John Kluge, who built a small investment in a radio station into the radio, TV, and film empire Metromedia and became one of the world’s richest men as a result, died Tuesday at his home near Charlottesville, VA. He was 95. Kluge was an immigrant from Germany in 1922, graduated from Columbia with an economics degree, and worked for Army intelligence during World War II. After the war, he got into broadcasting by buying his first AM radio station in 1946 in Silver Spring, Maryland, for $15,000. Bloomberg said his “investment strategy was simple: Buy cheap properties and include only those that might increase in value under his management. Then sell.”

He entered television by buying Metropolitan Broadcasting Co. in 1959 after it was too late to break into network television. Metropolitan was later renamed Metromedia Broadcasting, and eventually grew into seven TV stations and 14 radio stations. Using a syndication programming strategy of re-running network sitcoms like M*A*S*H* and low-budget movies, Kluge turned Metromedia into the largest independent television business in the U.S. and took the company private in a leveraged buyout in 1983. He then sold off properties piecemeal for $4.65 billion, including the 1985 sale of 7 big-city television stations including NYC, LA, and Houston, to Rupert Murdoch for $2 billion — a deal that formed the Fox television network.

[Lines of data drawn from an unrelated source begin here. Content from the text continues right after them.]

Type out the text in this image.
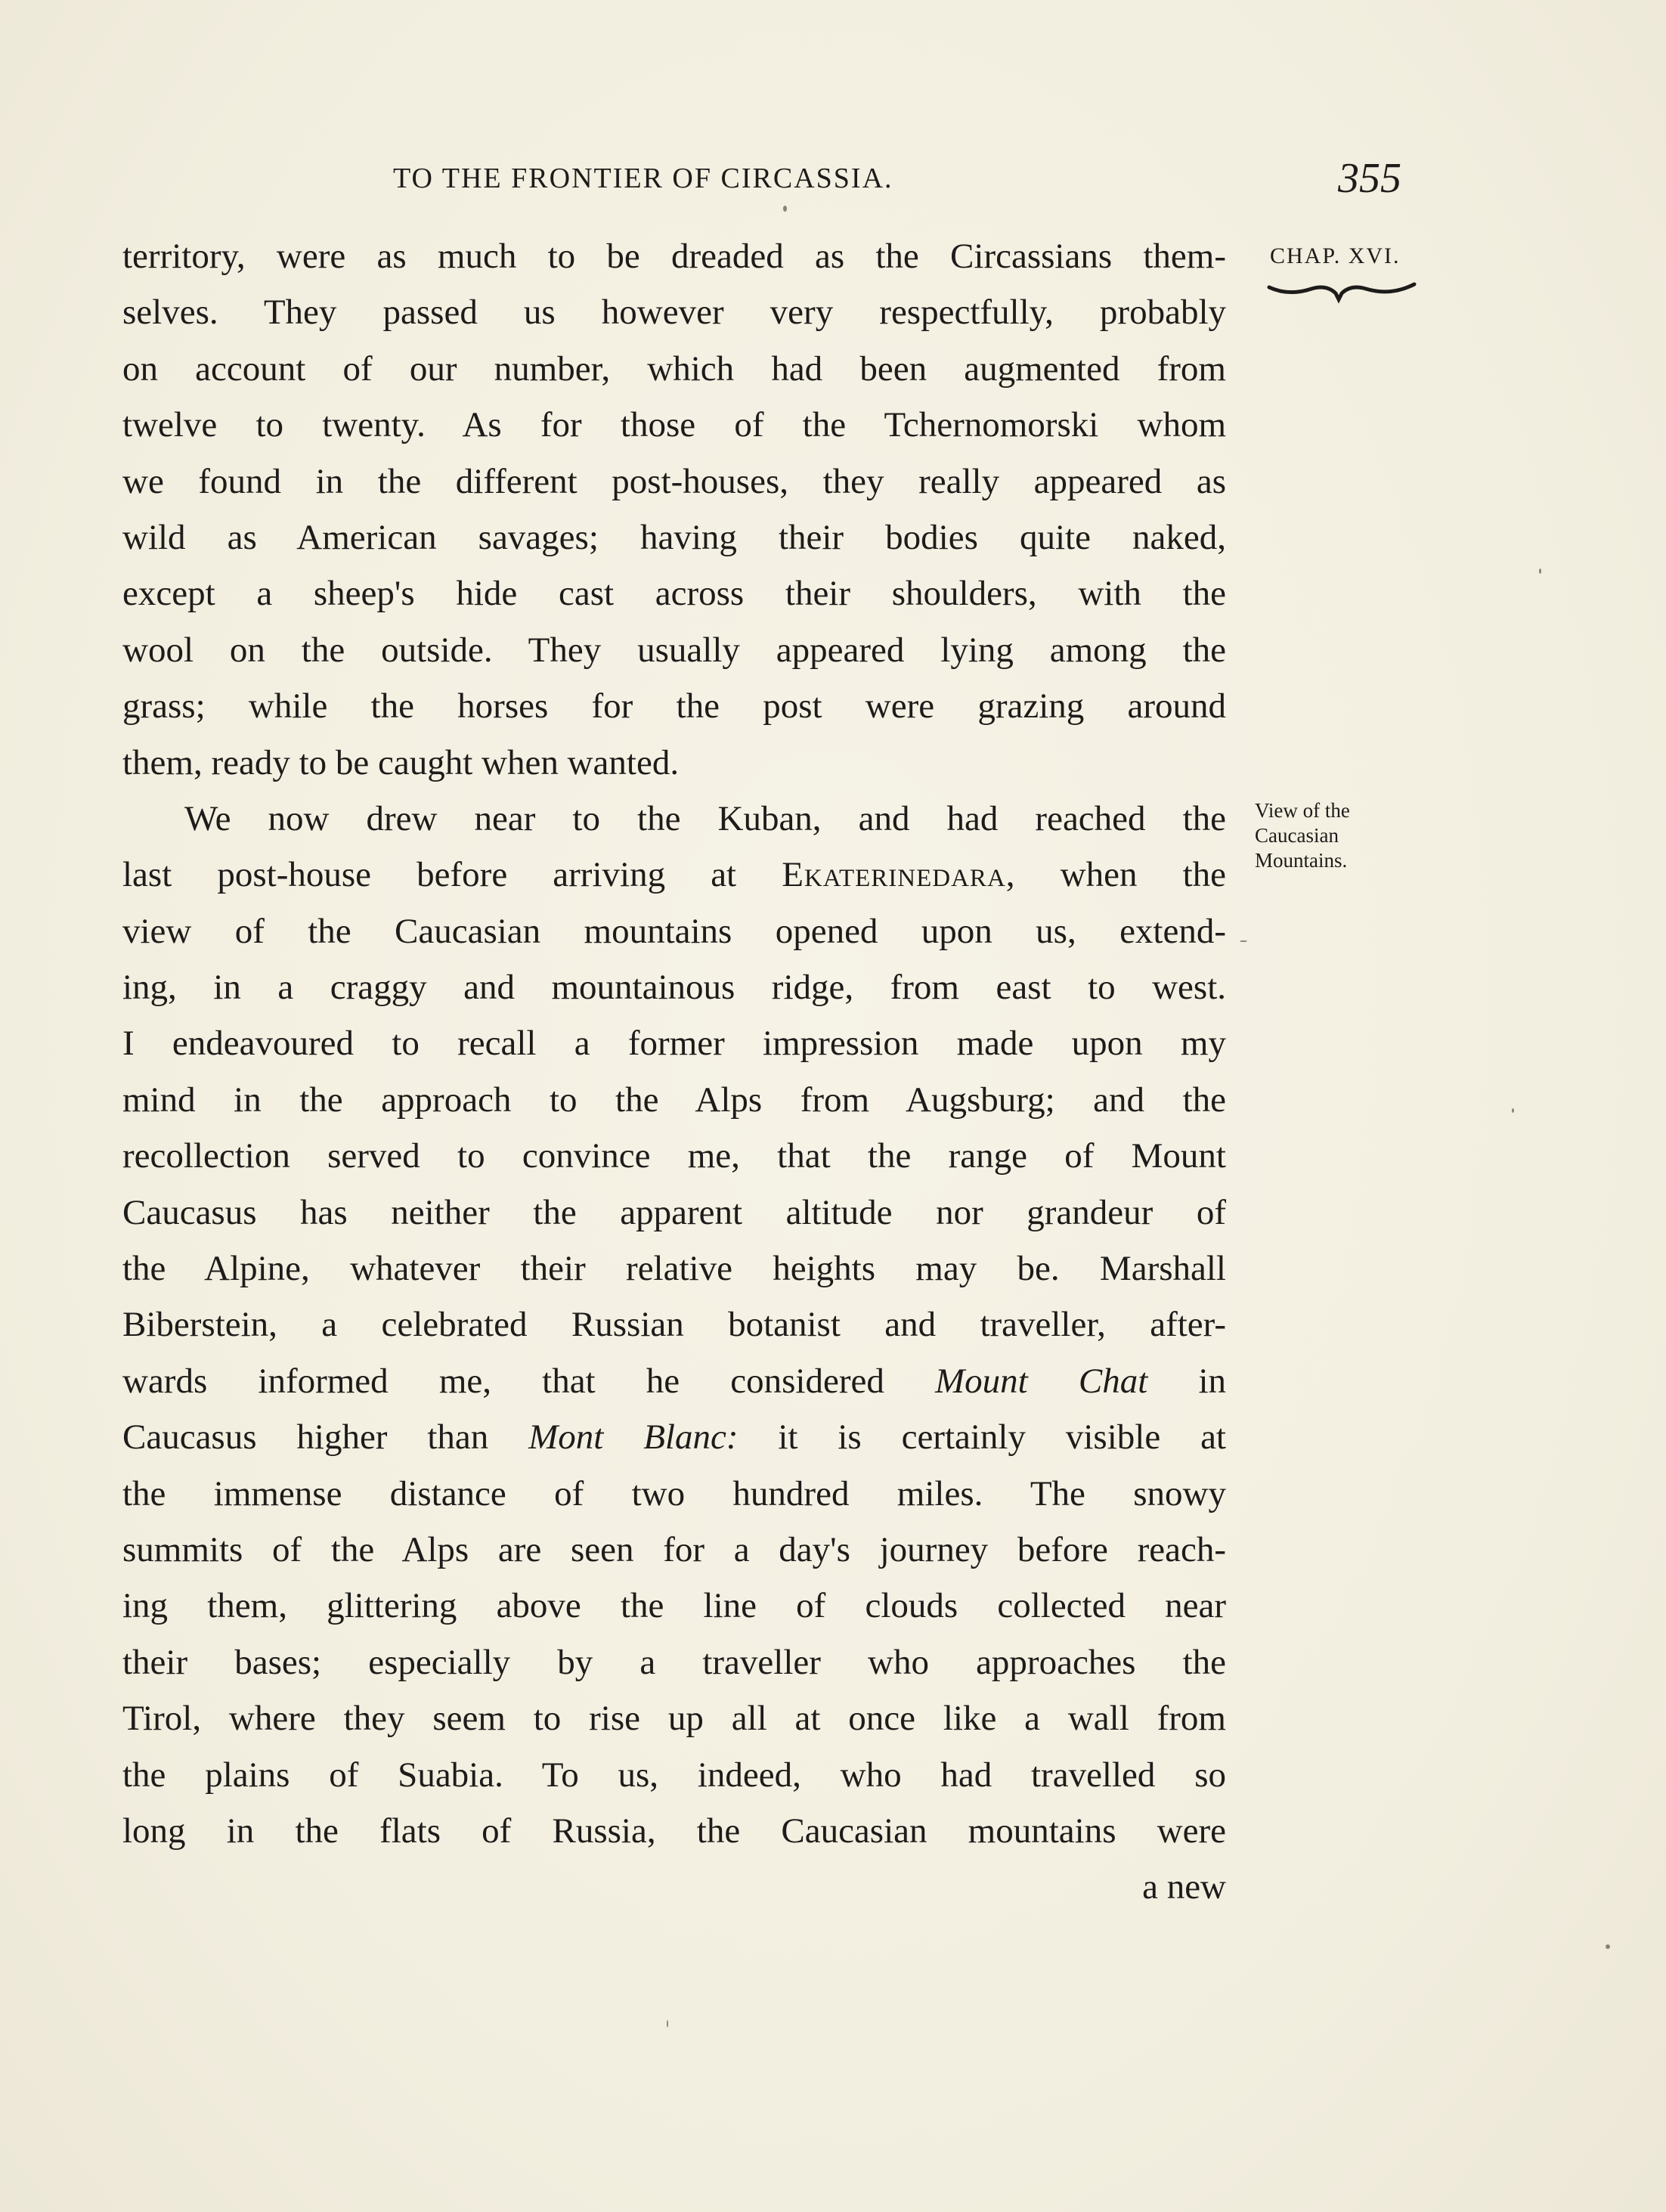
TO THE FRONTIER OF CIRCASSIA.	355
CHAP. XVI.
territory, were as much to be dreaded as the Circassians them-
selves. They passed us however very respectfully, probably
on account of our number, which had been augmented from
twelve to twenty. As for those of the Tchernomorski whom
we found in the different post-houses, they really appeared as
wild as American savages; having their bodies quite naked,
except a sheep's hide cast across their shoulders, with the
wool on the outside. They usually appeared lying among the
grass; while the horses for the post were grazing around
them, ready to be caught when wanted.
We now drew near to the Kuban, and had reached the
last post-house before arriving at Ekaterinedara, when the
view of the Caucasian mountains opened upon us, extend-
ing, in a craggy and mountainous ridge, from east to west.
I endeavoured to recall a former impression made upon my
mind in the approach to the Alps from Augsburg; and the
recollection served to convince me, that the range of Mount
Caucasus has neither the apparent altitude nor grandeur of
the Alpine, whatever their relative heights may be. Marshall
Biberstein, a celebrated Russian botanist and traveller, after-
wards informed me, that he considered Mount Chat in
Caucasus higher than Mont Blanc: it is certainly visible at
the immense distance of two hundred miles. The snowy
summits of the Alps are seen for a day's journey before reach-
ing them, glittering above the line of clouds collected near
their bases; especially by a traveller who approaches the
Tirol, where they seem to rise up all at once like a wall from
the plains of Suabia. To us, indeed, who had travelled so
long in the flats of Russia, the Caucasian mountains were
a new
View of the
Caucasian
Mountains.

Kluge’s Metromedia at one point owned a 70% stake in Orion Pictures whose box office fortunes were up and down. Then known for producing quality film fare, Metromedia in May 1986 purchased a 6.5% share in the studio because Kluge was an old friend of legendary Orion Chairman Arthur B. Krim. That was also the year that Orion films received 18 Academy Award nominations. Kluge kept upping his stake in the studio. So was Sumner Redstone’s National Amusements, and the two men soon got into a bidding war for the company’s shares. Wall Street looked on with disbelief as Orion’s stock price rose to unjustified heights given the studio’s big long-term debt. By 1988, Kluge bought out Redstone’s shares to own 68% of Orion. But 1989 and 1990 were bad years for the studio despite Oscar winners Dances With Wolves and Silence Of The Lambs. (At the 63rd Annual Awards, host Billy Crystal even joked about Orion’s financial problems.) Also, a TV production unit never panned out. Kluge had kept the studio afloat with periodic injections of cash but in 1991 announced that his stake in the studio was up for sale. That April, Kluge removed his pal Krim in a management shakeup. But the studio’s losses mounted, and its creditors grew impatient. On December 11, 1991, Orion filed for bankruptcy, delaying the release of many of its films already in the pipeline. Orion was eventually able to exit bankruptcy in 1996, but the studio was more or less moribund. In 1997, Kluge’s Metromedia sold Orion to MGM.

For many years, before the tech and dot-com bubble, Kluge was considered one of the world’s richest men worth $6.5B. In 2002, he resigned as chairman of Metromedia International Group, but remained on the board.